Verified knowledge
Verified knowledge is a curated corpus of facts that have been confirmed by humans or trusted sources — used to ground LLM answers and to detect hallucinations against a known-good baseline.
By 2026 several production LLM teams maintain verified-knowledge stores separate from their general RAG corpora: high-confidence facts (product specs, pricing, official documentation) curated and timestamped by humans. When a user asks a factual question, the system retrieves from verified knowledge first; only if no match does it fall back to general retrieval or pure model knowledge. The pattern materially reduces hallucination on facts the org cares most about. Stored typically as a graph or key-value layer rather than chunked documents.
When to use verified knowledge
- Customer-facing answers where wrong facts are costly.
- Domain-specific assistants over proprietary product knowledge.
Common mistakes
- Letting verified knowledge go stale — wrong with confidence is worse than uncertain.

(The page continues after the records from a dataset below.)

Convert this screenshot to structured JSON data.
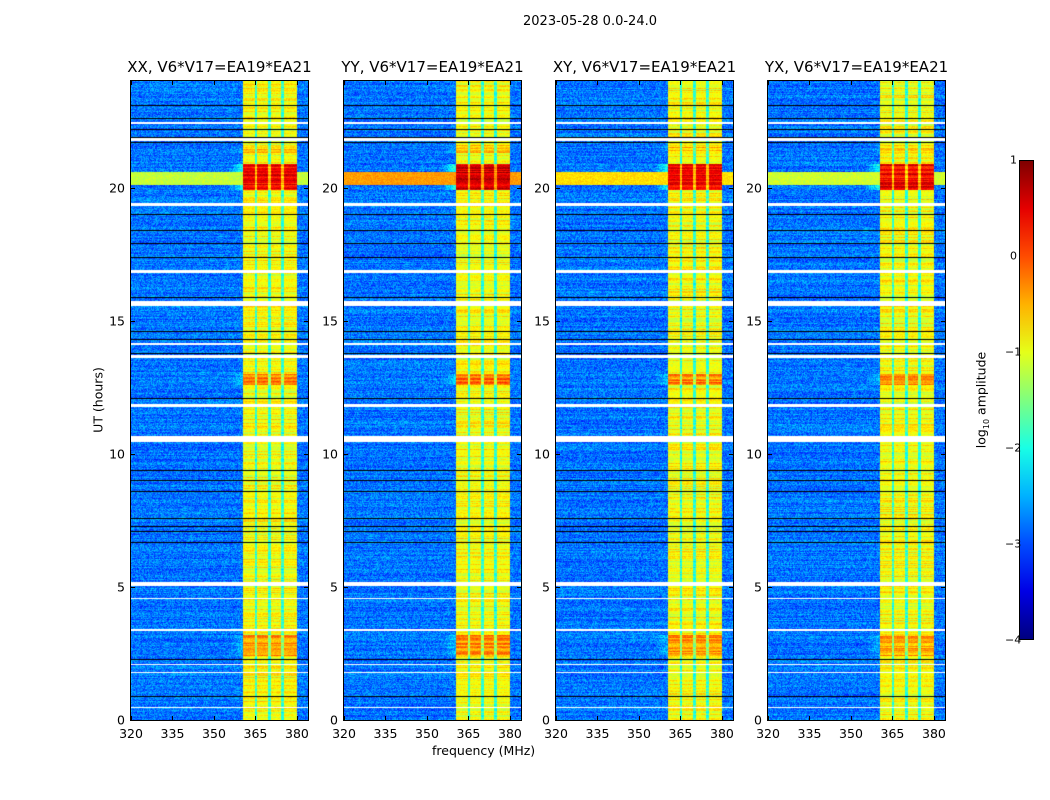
{
  "chart_data": {
    "type": "heatmap",
    "title": "2023-05-28 0.0-24.0",
    "xlabel": "frequency (MHz)",
    "ylabel": "UT (hours)",
    "xlim": [
      320,
      384
    ],
    "ylim": [
      0,
      24
    ],
    "xticks": [
      "320",
      "335",
      "350",
      "365",
      "380"
    ],
    "yticks": [
      "0",
      "5",
      "10",
      "15",
      "20"
    ],
    "colorbar": {
      "label_prefix": "log",
      "label_sub": "10",
      "label_suffix": " amplitude",
      "range": [
        -4,
        1
      ],
      "ticks": [
        "1",
        "0",
        "−1",
        "−2",
        "−3",
        "−4"
      ],
      "colormap": "jet"
    },
    "panels": [
      {
        "title": "XX, V6*V17=EA19*EA21",
        "band_gain": 1.0,
        "wide_rfi": 0.8
      },
      {
        "title": "YY, V6*V17=EA19*EA21",
        "band_gain": 1.15,
        "wide_rfi": 2.2
      },
      {
        "title": "XY, V6*V17=EA19*EA21",
        "band_gain": 1.0,
        "wide_rfi": 1.6
      },
      {
        "title": "YX, V6*V17=EA19*EA21",
        "band_gain": 1.0,
        "wide_rfi": 0.9
      }
    ],
    "background_level": -2.8,
    "rfi_band_mhz": [
      360.4,
      380
    ],
    "rfi_band_level": -0.9,
    "rfi_band_gaps_mhz": [
      365.2,
      370.1,
      374.9
    ],
    "strong_rfi_hours": [
      [
        19.9,
        20.9,
        1.3
      ],
      [
        12.6,
        13.0,
        0.6
      ],
      [
        2.4,
        3.2,
        0.5
      ],
      [
        21.3,
        21.6,
        0.3
      ]
    ],
    "wide_rfi_hours": [
      20.1,
      20.6
    ],
    "flagged_hours": [
      [
        21.75,
        21.85
      ],
      [
        15.55,
        15.75
      ],
      [
        11.75,
        11.85
      ],
      [
        10.45,
        10.65
      ],
      [
        5.05,
        5.2
      ],
      [
        4.55,
        4.6
      ],
      [
        3.35,
        3.4
      ],
      [
        2.05,
        2.1
      ],
      [
        1.75,
        1.8
      ],
      [
        0.45,
        0.5
      ],
      [
        16.8,
        16.9
      ],
      [
        19.3,
        19.4
      ],
      [
        22.4,
        22.45
      ],
      [
        13.6,
        13.7
      ],
      [
        14.1,
        14.15
      ]
    ],
    "gap_hours": [
      23.1,
      22.6,
      22.2,
      21.9,
      21.7,
      19.0,
      18.4,
      17.9,
      17.4,
      15.9,
      14.6,
      14.3,
      13.8,
      12.1,
      9.4,
      9.0,
      8.6,
      7.6,
      7.3,
      7.1,
      6.7,
      2.3,
      0.9
    ]
  }
}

- Not tracking what's verified vs unverified in the answer.
FAQ
What is verified knowledge?
Verified knowledge is a curated corpus of facts that have been confirmed by humans or trusted sources — used to ground LLM answers and to detect hallucinations against a known-good baseline.
When should I use verified knowledge?
Customer-facing answers where wrong facts are costly. Domain-specific assistants over proprietary product knowledge.
What are the most common mistakes with verified knowledge?
Letting verified knowledge go stale — wrong with confidence is worse than uncertain. Not tracking what's verified vs unverified in the answer.
Related terms
- Retrieval-augmented generation (RAG) — Retrieval-augmented generation (RAG) injects relevant documents into the prompt at query time so the model answers from your data instead of its training memory.
- Grounding — Grounding is any technique that ties a language model's output to verifiable sources — retrieved documents, tool results, structured data — instead of pure memory.
- Hallucination — A hallucination is when a language model produces output that is factually wrong, fabricated, or unsupported, while sounding confident.
- Guardrails — Guardrails are deterministic checks layered around a language model to prevent unsafe, off-topic, or non-compliant outputs from reaching the user.